By stretching out the jokes about middle-class households, the film inadvertently reveals the lack of sympathy it has for them. Rishi’s parents, who are the butt of jokes in this part, are nowhere to be seen in the scenes post his death. Why do the neighbours and the family react indifferently to a horrendous tragedy that happened right under their noses?

Rani is a hobbyist — a beautician, but not a professional with an interest in anything. It is absurd that Rani, who cited amatory skills as one of her special talents in her first meeting with Rishi, cannot handle sexual tension gracefully or express her desires like a rational human being in the initial days of marriage. From the flirtatious woman with a radical sense of freedom, who described herself as an “undeserved prize” that Rishi won, Rani transforms into a ridiculous victim who would do anything to gain his forgiveness. The film transgresses but apologetically.

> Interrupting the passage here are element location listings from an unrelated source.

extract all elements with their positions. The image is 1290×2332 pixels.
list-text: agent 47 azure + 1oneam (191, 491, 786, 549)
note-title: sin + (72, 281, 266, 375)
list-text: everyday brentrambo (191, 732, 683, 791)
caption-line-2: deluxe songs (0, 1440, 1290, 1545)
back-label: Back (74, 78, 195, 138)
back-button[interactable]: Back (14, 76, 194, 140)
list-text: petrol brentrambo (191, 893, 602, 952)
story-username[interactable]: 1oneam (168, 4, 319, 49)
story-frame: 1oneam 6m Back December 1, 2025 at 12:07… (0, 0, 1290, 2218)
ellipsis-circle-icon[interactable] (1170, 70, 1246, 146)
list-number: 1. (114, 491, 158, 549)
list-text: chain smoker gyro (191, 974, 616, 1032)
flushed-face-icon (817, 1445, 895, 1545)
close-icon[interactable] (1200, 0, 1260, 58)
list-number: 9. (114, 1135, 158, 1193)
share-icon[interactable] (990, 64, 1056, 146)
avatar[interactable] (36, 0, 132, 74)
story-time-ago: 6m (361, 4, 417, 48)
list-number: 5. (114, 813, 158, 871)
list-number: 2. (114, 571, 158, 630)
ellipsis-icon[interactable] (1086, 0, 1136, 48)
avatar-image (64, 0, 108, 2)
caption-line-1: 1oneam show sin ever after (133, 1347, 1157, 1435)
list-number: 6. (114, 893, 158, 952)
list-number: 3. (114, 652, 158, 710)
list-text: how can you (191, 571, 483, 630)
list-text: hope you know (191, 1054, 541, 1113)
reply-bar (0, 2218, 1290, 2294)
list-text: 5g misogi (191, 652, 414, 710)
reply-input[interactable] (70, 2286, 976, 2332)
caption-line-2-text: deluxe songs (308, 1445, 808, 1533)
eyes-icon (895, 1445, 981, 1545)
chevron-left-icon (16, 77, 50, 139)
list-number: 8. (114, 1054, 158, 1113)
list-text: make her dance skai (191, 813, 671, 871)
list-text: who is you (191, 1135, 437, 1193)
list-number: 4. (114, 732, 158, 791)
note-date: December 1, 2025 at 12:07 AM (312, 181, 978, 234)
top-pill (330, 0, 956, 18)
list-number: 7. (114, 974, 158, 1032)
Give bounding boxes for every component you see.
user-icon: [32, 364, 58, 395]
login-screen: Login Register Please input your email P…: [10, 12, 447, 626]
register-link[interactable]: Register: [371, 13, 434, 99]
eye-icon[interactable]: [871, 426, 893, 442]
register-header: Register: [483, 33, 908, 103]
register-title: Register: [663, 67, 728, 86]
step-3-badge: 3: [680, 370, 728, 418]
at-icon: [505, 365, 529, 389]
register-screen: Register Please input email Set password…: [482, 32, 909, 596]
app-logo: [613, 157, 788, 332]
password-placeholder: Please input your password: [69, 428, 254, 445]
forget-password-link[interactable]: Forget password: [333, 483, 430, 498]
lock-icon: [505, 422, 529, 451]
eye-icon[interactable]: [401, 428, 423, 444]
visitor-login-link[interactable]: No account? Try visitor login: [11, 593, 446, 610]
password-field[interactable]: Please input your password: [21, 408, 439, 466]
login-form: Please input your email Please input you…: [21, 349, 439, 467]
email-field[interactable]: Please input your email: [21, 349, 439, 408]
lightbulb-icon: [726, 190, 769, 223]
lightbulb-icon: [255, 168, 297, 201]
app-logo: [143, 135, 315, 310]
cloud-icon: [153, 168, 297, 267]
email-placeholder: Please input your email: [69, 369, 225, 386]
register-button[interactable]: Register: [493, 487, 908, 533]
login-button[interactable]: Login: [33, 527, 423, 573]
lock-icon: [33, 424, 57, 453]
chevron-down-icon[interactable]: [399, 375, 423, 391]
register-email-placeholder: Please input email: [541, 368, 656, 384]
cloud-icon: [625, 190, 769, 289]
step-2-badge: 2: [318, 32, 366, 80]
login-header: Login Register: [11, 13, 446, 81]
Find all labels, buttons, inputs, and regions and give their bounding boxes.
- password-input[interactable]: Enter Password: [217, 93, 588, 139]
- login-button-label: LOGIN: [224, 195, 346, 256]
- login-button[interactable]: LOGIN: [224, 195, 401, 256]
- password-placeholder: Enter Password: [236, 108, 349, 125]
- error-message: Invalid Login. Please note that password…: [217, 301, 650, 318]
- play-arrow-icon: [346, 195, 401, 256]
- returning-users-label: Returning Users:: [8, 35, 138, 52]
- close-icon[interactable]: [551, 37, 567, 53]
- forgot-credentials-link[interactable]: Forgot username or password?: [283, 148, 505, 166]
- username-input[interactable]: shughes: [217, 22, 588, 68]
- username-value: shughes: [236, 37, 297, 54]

Unlike Massey who unravels Rishi’s journey in subtle but vivid details, superbly elevating the mediocre writing, Pannu turns Rani into a bad parody of her roles in Manmarziyaan and Thappad. She maintains a puppy-dog face post the infidelity episode, making it impossible for the viewers to understand Rani.

In his directorial debut Hasee Toh Phasee, set in Mumbai and centred around a wealthy family that deals money in billions, Mathew looked perfectly at home. In Haseen Dillruba, he flounders, unable to chart a believable emotional trajectory for his characters or create situations that explore the tender in animalistic desires. But more than Mathew, the debacle of Haseen Dillruba rests on Dhillion. The writer, who delivered memorably flawed characters in Manmarziyaan and Kedarnath, bypasses structuring a character for ticking off boxes for the woke multiplex/OTT audience. There is nothing in Haseen Dillruba that is unpredictable or marked by a sense of genuine urgency. Like in love, banality is undesired in love stories too.

*****

The Haseen Dillruba review is a Silverscreen original article. It was not paid for or commissioned by anyone associated with the movie. Silverscreen.in and its writers do not have any commercial relationship with movies that are reviewed on the site.